Karena berbagai undang-undang negeri ini dan ketentuan Perserikatan Bangsa-Bangsa (PBB) sekalipun pun menjamin golput.
"Golput is oke, penganjur is oke juga, selama tidak ada tindak pidana dan memperhatikan nilai-nilai agama, kesusilaan, ketertiban, kepentingan umum, dan keutuhan bangsa. Golput dipidanakan bertentangan dengan konstitusi," ujar Koordinator Komisi Untuk Orang Hilang dan Korban Tindak Kekerasan (KontraS), Haris Azhar di Jakarta, Selasa, (25/2).
Orang yang mengajak Golput dengan kekerasan atau dengan iming-iming uanglah yang seharunya menjadi definisi dari Pasal 292 dan 308 Undang-Undang Nomor 8 tahun 2012, bukan orang yang menyampaikan pendapat atas kondisi negara yang karut marut seperti sekarang ini dan profil caleg atau presiden.
Dalam pasal di atas dijelaskan, setiap orang yang dengan sengaja menyebabkan orang lain kehilangan hak pilihnya dipidana dengan pidana penjara paling lama 2 tahun dan denda paling banyak Rp 24 juta.
"Jadi jelas, di Pasal 308 UU Pemilu, yang dipidana bukan penganjur Golput, tapi yang memaksa Golput dengan kekerasan seperti yang di UU HAM dan Tipikor atas politik uang," tegas Haris.
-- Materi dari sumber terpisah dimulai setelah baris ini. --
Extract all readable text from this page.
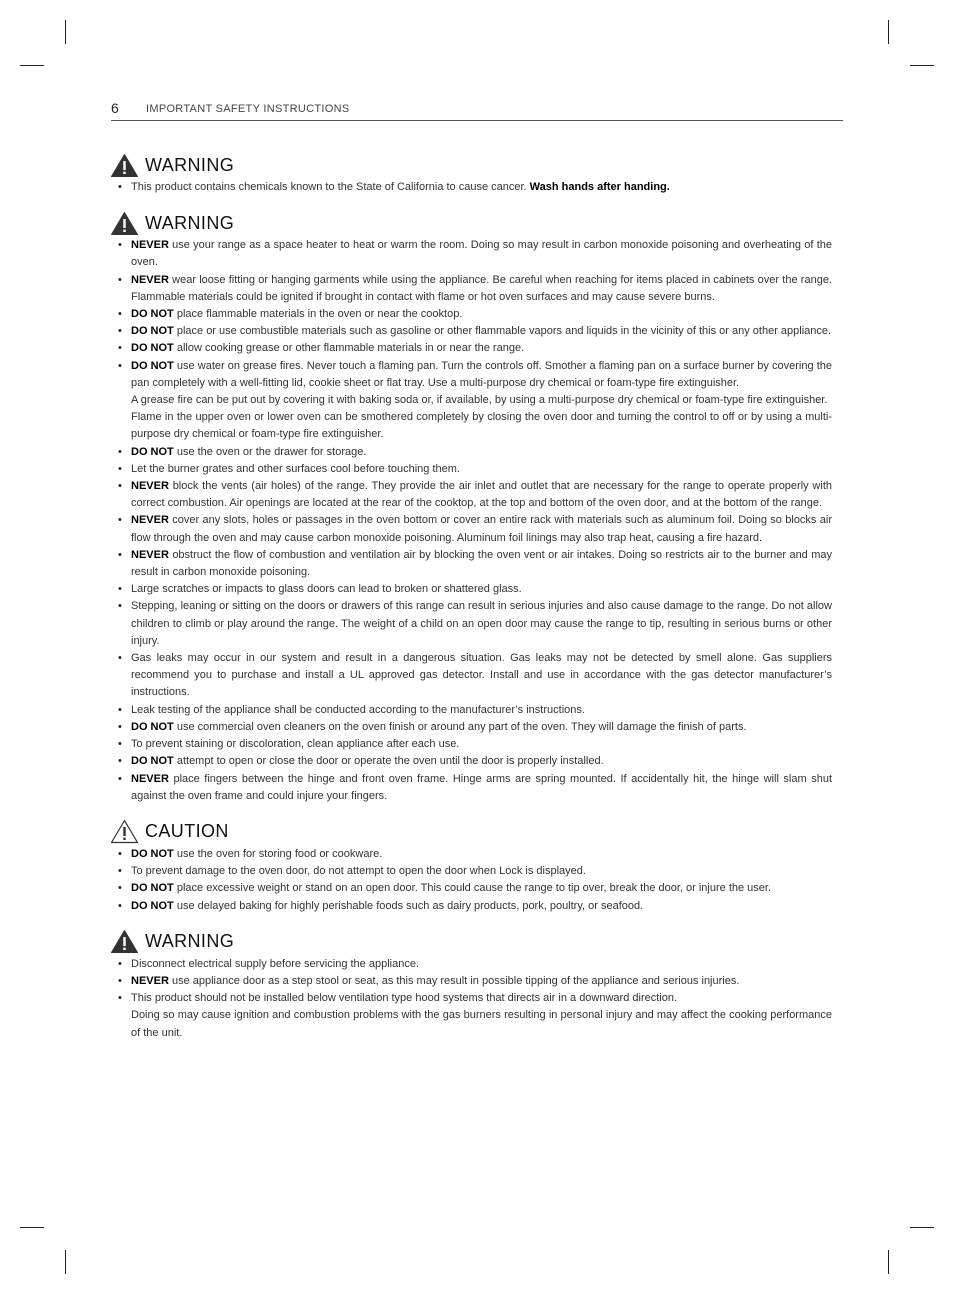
6 IMPORTANT SAFETY INSTRUCTIONS
WARNING
• This product contains chemicals known to the State of California to cause cancer. Wash hands after handing.
WARNING
• NEVER use your range as a space heater to heat or warm the room. Doing so may result in carbon monoxide poisoning and overheating of the oven.
• NEVER wear loose fitting or hanging garments while using the appliance. Be careful when reaching for items placed in cabinets over the range. Flammable materials could be ignited if brought in contact with flame or hot oven surfaces and may cause severe burns.
• DO NOT place flammable materials in the oven or near the cooktop.
• DO NOT place or use combustible materials such as gasoline or other flammable vapors and liquids in the vicinity of this or any other appliance.
• DO NOT allow cooking grease or other flammable materials in or near the range.
• DO NOT use water on grease fires. Never touch a flaming pan. Turn the controls off. Smother a flaming pan on a surface burner by covering the pan completely with a well-fitting lid, cookie sheet or flat tray. Use a multi-purpose dry chemical or foam-type fire extinguisher.
A grease fire can be put out by covering it with baking soda or, if available, by using a multi-purpose dry chemical or foam-type fire extinguisher.
Flame in the upper oven or lower oven can be smothered completely by closing the oven door and turning the control to off or by using a multi-purpose dry chemical or foam-type fire extinguisher.
• DO NOT use the oven or the drawer for storage.
• Let the burner grates and other surfaces cool before touching them.
• NEVER block the vents (air holes) of the range. They provide the air inlet and outlet that are necessary for the range to operate properly with correct combustion. Air openings are located at the rear of the cooktop, at the top and bottom of the oven door, and at the bottom of the range.
• NEVER cover any slots, holes or passages in the oven bottom or cover an entire rack with materials such as aluminum foil. Doing so blocks air flow through the oven and may cause carbon monoxide poisoning. Aluminum foil linings may also trap heat, causing a fire hazard.
• NEVER obstruct the flow of combustion and ventilation air by blocking the oven vent or air intakes. Doing so restricts air to the burner and may result in carbon monoxide poisoning.
• Large scratches or impacts to glass doors can lead to broken or shattered glass.
• Stepping, leaning or sitting on the doors or drawers of this range can result in serious injuries and also cause damage to the range. Do not allow children to climb or play around the range. The weight of a child on an open door may cause the range to tip, resulting in serious burns or other injury.
• Gas leaks may occur in our system and result in a dangerous situation. Gas leaks may not be detected by smell alone. Gas suppliers recommend you to purchase and install a UL approved gas detector. Install and use in accordance with the gas detector manufacturer’s instructions.
• Leak testing of the appliance shall be conducted according to the manufacturer’s instructions.
• DO NOT use commercial oven cleaners on the oven finish or around any part of the oven. They will damage the finish of parts.
• To prevent staining or discoloration, clean appliance after each use.
• DO NOT attempt to open or close the door or operate the oven until the door is properly installed.
• NEVER place fingers between the hinge and front oven frame. Hinge arms are spring mounted. If accidentally hit, the hinge will slam shut against the oven frame and could injure your fingers.
CAUTION
• DO NOT use the oven for storing food or cookware.
• To prevent damage to the oven door, do not attempt to open the door when Lock is displayed.
• DO NOT place excessive weight or stand on an open door. This could cause the range to tip over, break the door, or injure the user.
• DO NOT use delayed baking for highly perishable foods such as dairy products, pork, poultry, or seafood.
WARNING
• Disconnect electrical supply before servicing the appliance.
• NEVER use appliance door as a step stool or seat, as this may result in possible tipping of the appliance and serious injuries.
• This product should not be installed below ventilation type hood systems that directs air in a downward direction.
Doing so may cause ignition and combustion problems with the gas burners resulting in personal injury and may affect the cooking performance of the unit.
Haris menilai, pendapat dan pernyataan petinggi Komisi Pemilihan Umum, Bawaslu, Polri, hingga BIN, bahwa Golput bisa dipenjarakan adalah interpretasi yang salah dan menyesatkan atas pasal-pasal di atas itu.
"Jadi menurut saya, ada miss interpretasi dari Bawaslu, Polri, dan BIN terhadap masalah ini, katanya"
Seharusnya, terang Haris, yang melakukan kekerasan atau memaksa seseorang untuk memilih kandidat tertentu dengan intimidasi fisik atau iming-iming uang itulah yang harus fokus ditangani para aparat penegak hukum dan penyelenggara Pemilu yang sampai saat ini masih banyak yang belum tersentuh.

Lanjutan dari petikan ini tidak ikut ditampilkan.